By now, the Internet has been abuzz with a new marketing video from Samsung. In it, a group of intrepid--well--Samsung marketers take the company's new 256 GB solid-state drive and hook it up to 23 of its closest friends.
That's right. It created a 24-drive RAID array of SSDs and used it to accomplish a number of simple tasks. We're not sure what RAID level the Samsung folks are using--we're going to assume RAID 0, since the video seems geared to show off the performance of what a ton of solid-state drives can collectively do.
Or does it?
For some reason, the marketers also don't mention the RAID controller they're using to attach the drives to their system. We can only surmise, based on a pithy search of some of the industry's bigger RAID controller companies, that they're using a PCI Express x8-based controller. We weren't able to find any quasi-consumer, >24-port SATA controllers running on anything faster than a PCI Express x8 link. Why is this important? Because as cool as the notion of 24 drives in a RAID array might be, it's completely frivolous from a technological perspective.
Just looking at the tale of the tape, Samsung boasts 220 MB/sec. sequential reads for its 256 GB SSDs. Actual performance specs usually differ from what a manufacturer provides, but in this case, just assume that this is the theoretical maximum output of these SSDs. Twenty-four of these drives in a giant RAID-0 array could, in theory, produce a maximum sequential read speed of 5,280 MB/sec. This will obviously be different in a real-world setting, as adding drives to a RAID 0 array doesn't automatically double the data bandwidth. But push those thoughts aside for now and just cement that number in the back of your mind for a moment.
Now consider just how much bandwidth a PCI Express x8 connector can tolerate. Each of the eight lanes in the connector produce a bidirectional 250 MB/sec. transfer rate. Since the Samsung crew is just reading from the drives for its benchmarks, that leaves a total bandwidth maximum of 2,000 MB/sec.--nearly three gigabytes-per-second smaller than the theoretical maximum output of a 24-drive SSD RAID array. And what happens when the Samsung group measures the performance of the onslaught of drives? They find a sequential transfer speed of 2,019 MB/sec.
What was that PCI Express x8 maximum bandwidth again? You guessed it. Right around 2,000 MB/sec.

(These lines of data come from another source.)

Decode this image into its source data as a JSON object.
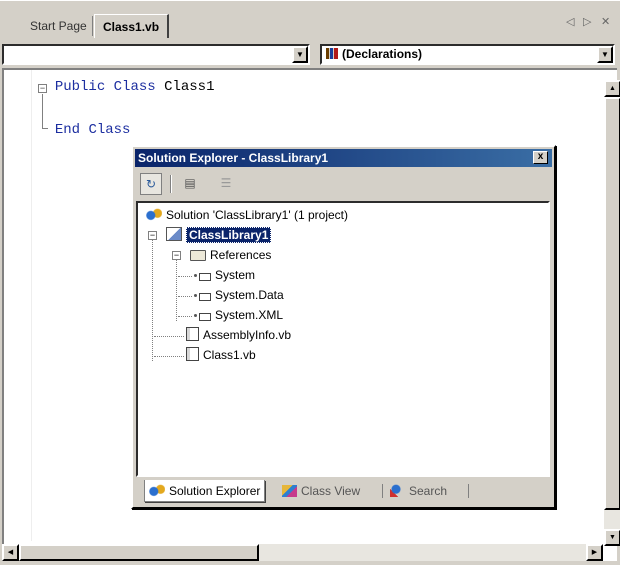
{
  "tabs": {
    "start_page": "Start Page",
    "active": "Class1.vb",
    "nav_prev": "◁",
    "nav_next": "▷",
    "close": "✕"
  },
  "combos": {
    "left_value": "",
    "right_value": "(Declarations)"
  },
  "editor": {
    "line1_kw1": "Public",
    "line1_kw2": "Class",
    "line1_name": "Class1",
    "line2_kw1": "End",
    "line2_kw2": "Class"
  },
  "solution_explorer": {
    "title": "Solution Explorer - ClassLibrary1",
    "close": "x",
    "tree": {
      "solution": "Solution 'ClassLibrary1' (1 project)",
      "project": "ClassLibrary1",
      "references": "References",
      "refs": [
        "System",
        "System.Data",
        "System.XML"
      ],
      "files": [
        "AssemblyInfo.vb",
        "Class1.vb"
      ]
    },
    "bottom_tabs": {
      "solution_explorer": "Solution Explorer",
      "class_view": "Class View",
      "search": "Search"
    }
  },
  "colors": {
    "keyword": "#1c2ea0",
    "title_bar": "#0a246a",
    "selection": "#0a246a"
  }
}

We're not discounting the "cool factor" that come with using a large chunk of solid-state drives in a single array. Or, for that matter, grabbing said array and jumping up and down on a trampoline while your computer's running. But it does look a little misleading to use so many of these drives (at roughly $900 a pop) to deliver this kind of performance when a similar metric could have been achieved with, say, one-half the number of drives. We're only surmising this last point, as it's unclear how much of a performance benefit each new SSD brings to a RAID-0 array.
Still, it's an important lesson to remember for aspiring performance enthusiasts. Maxing out your storage bandwidth can win you the love and admiration of YouTube geeks worldwide, but know that all the parts of your machine--the tubes, if you will--have to be the correct size to avoid the kind of bottlenecking that the Samsung crew sees on their 24-SSD experiment. We can only imagine the kind of results Samsung might have been able to show off were it running a PCI Express 16x RAID controller (or, for that matter, a PCI Express 2.0 8x RAID controller).
Do you have SSDs installed on your system? If so, what brand and how many do you have installed? Was it worth the purchase?
Update: Props to Tom's Hardware user Spazoid who's noted that Samsung's full RAID configuration details appear in a quick series of frames at the tail end of the video. Here's the setup: Samsung slaps ten SSDs onto an Areca 1680ix-24 RAID card, eight SSDs onto an Adaptec 5 Series RAID card, and the final six SSDs directly into the motherboard SATA connectors itself. It ran two RAID0 arrays build from the drives connected to each controller, with the remaining drives operating in a standalone mode. And the 2,000 MB/sec number? That's a cumulative total of the connected drives' performances, not a reflection of a single array's performance.